Por sua vez, grupos pretensamente progressistas, articulados em uma certa Rede nos Estados Unidos para a Democracia no Brasil, formada por acadêmicos e ONGs norte-americanas e brasileiras divulgaram um documento intitulado Recomendações sobre o Brasil ao presidente Biden e ao novo governo dos Estados Unidos que é um verdadeiro programa de intervenção colonial nos assuntos internos no Brasil. A pretexto de defender as justas causas da democracia, dos direitos humanos, os índios, o meio ambiente, e a Amazônia, o Relatório sugere a violação da soberania brasileira, a adoção de sanções comerciais e militares contra o Brasil, a suspensão de negociações bilaterais sobre comércio e há um ataque ao Centro de lançamento de Alcântara, Base do Projeto Espacial Brasileiro. As recomendações são um verdadeiro manifesto de desorientação política e ideológica desses setores progressistas do Brasil.

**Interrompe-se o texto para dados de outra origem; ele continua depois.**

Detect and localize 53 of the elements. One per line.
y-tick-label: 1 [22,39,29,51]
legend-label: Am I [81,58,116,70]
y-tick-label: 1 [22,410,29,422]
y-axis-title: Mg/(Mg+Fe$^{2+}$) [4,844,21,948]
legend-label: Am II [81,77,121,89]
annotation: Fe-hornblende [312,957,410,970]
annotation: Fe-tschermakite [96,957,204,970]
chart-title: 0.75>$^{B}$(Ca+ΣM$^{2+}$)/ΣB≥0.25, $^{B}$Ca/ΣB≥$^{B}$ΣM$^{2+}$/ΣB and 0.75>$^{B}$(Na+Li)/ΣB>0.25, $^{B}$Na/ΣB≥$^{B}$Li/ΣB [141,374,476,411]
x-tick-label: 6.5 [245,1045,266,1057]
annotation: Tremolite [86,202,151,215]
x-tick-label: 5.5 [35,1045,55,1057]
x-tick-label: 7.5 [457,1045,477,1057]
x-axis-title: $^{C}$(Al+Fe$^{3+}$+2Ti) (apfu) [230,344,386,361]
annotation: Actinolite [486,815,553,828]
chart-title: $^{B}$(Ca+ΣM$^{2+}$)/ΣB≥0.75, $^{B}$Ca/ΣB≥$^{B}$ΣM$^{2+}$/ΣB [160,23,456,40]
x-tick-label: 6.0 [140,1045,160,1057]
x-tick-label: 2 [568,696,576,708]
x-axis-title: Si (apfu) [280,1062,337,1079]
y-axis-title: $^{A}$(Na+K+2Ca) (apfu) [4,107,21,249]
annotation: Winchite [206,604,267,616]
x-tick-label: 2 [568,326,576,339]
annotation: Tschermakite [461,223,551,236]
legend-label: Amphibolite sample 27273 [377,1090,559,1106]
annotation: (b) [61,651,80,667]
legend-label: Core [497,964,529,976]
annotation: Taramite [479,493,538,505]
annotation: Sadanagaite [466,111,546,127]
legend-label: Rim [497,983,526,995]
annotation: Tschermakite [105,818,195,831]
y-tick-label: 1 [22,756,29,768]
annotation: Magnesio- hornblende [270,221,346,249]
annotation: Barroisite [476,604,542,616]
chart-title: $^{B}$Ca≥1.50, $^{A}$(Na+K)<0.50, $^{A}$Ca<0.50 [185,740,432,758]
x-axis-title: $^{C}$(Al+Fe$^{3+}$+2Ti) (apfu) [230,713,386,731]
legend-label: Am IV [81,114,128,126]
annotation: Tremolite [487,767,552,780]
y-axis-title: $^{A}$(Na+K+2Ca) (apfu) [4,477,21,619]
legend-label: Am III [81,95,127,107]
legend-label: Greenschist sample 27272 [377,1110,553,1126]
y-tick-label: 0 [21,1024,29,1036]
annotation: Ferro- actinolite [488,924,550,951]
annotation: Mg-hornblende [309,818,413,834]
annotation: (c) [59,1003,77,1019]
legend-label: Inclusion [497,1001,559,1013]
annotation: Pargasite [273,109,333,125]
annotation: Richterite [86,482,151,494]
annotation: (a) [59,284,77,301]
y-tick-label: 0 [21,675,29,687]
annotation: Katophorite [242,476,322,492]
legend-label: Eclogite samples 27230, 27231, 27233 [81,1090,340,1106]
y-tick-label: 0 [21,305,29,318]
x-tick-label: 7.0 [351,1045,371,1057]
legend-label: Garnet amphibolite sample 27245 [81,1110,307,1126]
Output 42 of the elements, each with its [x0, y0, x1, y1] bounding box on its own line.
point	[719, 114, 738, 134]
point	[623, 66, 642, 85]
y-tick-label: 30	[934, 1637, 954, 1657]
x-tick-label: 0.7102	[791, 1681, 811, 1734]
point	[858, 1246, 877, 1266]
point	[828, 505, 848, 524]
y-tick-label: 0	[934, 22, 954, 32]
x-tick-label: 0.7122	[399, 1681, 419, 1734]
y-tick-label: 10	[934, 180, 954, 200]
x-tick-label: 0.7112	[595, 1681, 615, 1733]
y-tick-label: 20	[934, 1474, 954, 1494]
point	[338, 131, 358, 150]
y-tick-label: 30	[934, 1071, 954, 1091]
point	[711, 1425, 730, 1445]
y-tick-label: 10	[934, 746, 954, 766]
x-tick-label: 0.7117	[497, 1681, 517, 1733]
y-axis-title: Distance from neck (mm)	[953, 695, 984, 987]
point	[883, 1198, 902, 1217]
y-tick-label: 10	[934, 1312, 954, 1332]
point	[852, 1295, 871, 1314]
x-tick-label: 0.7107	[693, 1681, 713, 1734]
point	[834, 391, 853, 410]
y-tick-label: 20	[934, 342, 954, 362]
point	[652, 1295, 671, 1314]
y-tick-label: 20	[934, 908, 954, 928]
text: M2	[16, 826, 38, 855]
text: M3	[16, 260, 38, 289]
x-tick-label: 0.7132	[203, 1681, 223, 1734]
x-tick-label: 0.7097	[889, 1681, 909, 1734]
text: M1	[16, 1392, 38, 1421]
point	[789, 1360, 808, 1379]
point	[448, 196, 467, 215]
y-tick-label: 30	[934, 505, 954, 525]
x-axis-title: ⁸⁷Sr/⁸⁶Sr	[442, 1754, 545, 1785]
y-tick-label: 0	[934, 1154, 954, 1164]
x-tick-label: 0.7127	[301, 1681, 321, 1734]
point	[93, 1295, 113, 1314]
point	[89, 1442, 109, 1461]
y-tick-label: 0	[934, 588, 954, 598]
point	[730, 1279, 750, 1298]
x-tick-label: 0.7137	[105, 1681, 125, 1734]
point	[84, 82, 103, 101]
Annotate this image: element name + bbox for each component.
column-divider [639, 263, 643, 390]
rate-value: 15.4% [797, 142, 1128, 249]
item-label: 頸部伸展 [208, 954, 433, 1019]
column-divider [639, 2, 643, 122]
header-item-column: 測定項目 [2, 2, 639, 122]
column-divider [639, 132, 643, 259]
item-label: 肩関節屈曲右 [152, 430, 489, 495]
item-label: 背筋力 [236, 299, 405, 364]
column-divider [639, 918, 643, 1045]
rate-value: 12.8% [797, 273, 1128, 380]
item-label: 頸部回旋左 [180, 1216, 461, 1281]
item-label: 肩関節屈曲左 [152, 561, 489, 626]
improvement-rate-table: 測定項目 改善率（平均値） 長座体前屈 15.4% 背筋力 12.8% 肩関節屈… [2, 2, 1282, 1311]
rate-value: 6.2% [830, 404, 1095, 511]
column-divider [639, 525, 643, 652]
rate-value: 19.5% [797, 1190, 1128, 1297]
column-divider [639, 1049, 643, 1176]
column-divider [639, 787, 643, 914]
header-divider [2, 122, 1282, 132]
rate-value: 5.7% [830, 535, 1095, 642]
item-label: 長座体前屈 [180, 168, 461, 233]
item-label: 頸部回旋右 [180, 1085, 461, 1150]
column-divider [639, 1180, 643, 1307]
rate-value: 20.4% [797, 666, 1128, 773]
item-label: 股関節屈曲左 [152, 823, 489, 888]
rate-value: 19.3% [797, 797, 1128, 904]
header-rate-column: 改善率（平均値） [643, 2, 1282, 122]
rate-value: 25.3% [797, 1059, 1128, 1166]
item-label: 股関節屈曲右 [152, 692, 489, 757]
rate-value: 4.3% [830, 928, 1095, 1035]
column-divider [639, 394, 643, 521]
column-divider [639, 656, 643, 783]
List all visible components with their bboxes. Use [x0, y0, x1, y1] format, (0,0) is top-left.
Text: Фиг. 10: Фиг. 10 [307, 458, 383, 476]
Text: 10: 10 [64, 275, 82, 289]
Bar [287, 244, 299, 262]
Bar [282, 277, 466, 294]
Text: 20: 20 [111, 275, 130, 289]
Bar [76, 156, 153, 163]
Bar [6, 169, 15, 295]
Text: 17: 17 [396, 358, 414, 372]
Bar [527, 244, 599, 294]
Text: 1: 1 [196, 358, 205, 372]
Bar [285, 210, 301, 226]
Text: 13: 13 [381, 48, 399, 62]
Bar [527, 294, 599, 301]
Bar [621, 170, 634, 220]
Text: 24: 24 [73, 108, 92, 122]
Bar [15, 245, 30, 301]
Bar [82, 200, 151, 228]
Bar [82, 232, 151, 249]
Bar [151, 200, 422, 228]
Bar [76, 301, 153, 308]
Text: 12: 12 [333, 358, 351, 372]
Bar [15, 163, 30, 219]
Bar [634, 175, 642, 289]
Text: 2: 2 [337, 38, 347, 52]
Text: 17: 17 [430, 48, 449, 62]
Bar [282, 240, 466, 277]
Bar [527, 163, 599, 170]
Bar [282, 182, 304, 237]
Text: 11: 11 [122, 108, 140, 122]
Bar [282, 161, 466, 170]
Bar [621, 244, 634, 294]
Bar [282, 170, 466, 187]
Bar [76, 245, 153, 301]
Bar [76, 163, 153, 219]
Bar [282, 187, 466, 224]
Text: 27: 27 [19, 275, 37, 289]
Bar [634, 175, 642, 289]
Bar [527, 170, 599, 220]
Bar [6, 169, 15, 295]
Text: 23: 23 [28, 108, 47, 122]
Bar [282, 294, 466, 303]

Há no Brasil uma direita que recorre aos Estados Unidos em nome de uma civilização ocidental que não nos reconhece com integrantes, e uma esquerda cosmopolita e identitária que abdicou da Nação e da luta coletiva e abraçou a pauta dos costumes e do comportamento e as liberdades individuais. É esse o estado da arte no momento.

JD – Qual a saída?

AR – A centralidade da questão nacional, que pode unir amplamente o País e oferecer esperança a todos os brasileiros independentemente de classe, de raça e de gênero.

JD – O senhor sente falta do cotidiano da política? Pensa em voltar a se candidatar, a que cargo?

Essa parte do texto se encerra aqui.